Upon first reading Rita Indiana’s Tentacle, I was struck by the intersection of two of my prevailing scholarly interests: music and time. The closing chapters of the novel describe a live DJ set—part entertainment and part sound-art installation—mounted by Elizabeth Méndez during a showcase of experimental twentieth-century Dominican art. She creates “a three-hour mix” that “would trace the flow line” of an incredible range of song samples from disparate genres, tempos, historical moments, and even global origins, a mix that allows her fictional audience to travel in mere seconds to distant times and places:

During the third hour’s climax and before leaping from a hammering beat to the cyber-hippie ocean of a repetitive trance, she’d throw in a little of Donna Summer’s “I Feel Love” and Jacques Cousteau’s voice from the Haiti: Waters of Sorrow documentary.

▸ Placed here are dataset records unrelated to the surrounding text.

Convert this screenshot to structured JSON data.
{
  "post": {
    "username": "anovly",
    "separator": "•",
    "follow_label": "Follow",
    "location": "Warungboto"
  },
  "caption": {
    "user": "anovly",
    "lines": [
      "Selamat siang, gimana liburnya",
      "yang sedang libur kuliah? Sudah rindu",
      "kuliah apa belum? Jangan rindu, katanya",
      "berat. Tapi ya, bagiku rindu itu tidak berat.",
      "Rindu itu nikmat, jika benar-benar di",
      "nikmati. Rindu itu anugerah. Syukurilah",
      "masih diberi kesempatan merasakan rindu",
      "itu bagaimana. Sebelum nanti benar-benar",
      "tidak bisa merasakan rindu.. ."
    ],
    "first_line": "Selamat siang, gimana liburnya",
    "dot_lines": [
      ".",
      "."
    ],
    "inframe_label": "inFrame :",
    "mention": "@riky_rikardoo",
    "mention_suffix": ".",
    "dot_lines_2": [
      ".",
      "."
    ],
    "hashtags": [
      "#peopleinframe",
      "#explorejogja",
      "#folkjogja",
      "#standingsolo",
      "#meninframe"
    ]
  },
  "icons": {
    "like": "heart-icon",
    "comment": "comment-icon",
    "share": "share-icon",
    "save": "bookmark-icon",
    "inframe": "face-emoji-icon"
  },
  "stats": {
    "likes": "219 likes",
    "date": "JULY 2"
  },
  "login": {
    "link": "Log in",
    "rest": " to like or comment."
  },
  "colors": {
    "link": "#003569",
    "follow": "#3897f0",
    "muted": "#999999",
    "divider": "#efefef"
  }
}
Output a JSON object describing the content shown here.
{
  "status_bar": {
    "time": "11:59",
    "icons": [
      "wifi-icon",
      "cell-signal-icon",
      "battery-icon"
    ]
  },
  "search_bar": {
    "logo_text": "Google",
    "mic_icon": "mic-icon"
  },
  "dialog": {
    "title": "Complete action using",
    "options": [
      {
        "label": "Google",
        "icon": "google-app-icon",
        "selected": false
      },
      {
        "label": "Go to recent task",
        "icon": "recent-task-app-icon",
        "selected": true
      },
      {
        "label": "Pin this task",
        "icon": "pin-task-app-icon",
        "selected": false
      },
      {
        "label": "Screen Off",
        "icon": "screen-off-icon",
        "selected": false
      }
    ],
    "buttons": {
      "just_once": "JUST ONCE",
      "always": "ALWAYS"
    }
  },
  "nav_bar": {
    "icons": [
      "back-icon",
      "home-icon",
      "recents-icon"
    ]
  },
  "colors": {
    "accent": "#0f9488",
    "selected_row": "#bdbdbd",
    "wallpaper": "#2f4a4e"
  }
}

The effect would be tragic, inspiring, and contradictory: the French explorer’s predictions about the future of the island’s marine life would hang in silence for a few seconds until the bass came down again, like a tsunami, over the dance floor.1

The future ravaged Hispaniola presaged by Cousteau in his 1986 documentary has both already but not yet arrived for the time-traveling protagonist witnessing the scene. As the music plays, Indiana draws our attention to the future fictional president of the Dominican Republic, a twenty-two-year-old Said Bona, who is moved by the music to breakdance in the middle of the dance floor: “He was going in circles at a breathtaking speed, posed on the axis of his back while holding a fetal position, . . . [and] his figure seemed to become a lotus flower in a cloudscape” (129). As Bona describes a spiral with his body, Indiana gestures to a way to unthink Caribbean time. In the same way that Bona’s back remains anchored to the ground while enabling him to spiral in the air, so too do Elizabeth’s turntable and needle anchor her time-traveling music to the present and to place. Appearing in the very moment when the time-travel plot is about to be resolved—or more accurately, undone—this description of both the music and its effects is crucial for what it reveals about the novel’s larger temporal aesthetic: the novel describes a spiralic Caribbean time that is anchored to one physical location but with tentacles of the now reaching into various other moments in the past and future.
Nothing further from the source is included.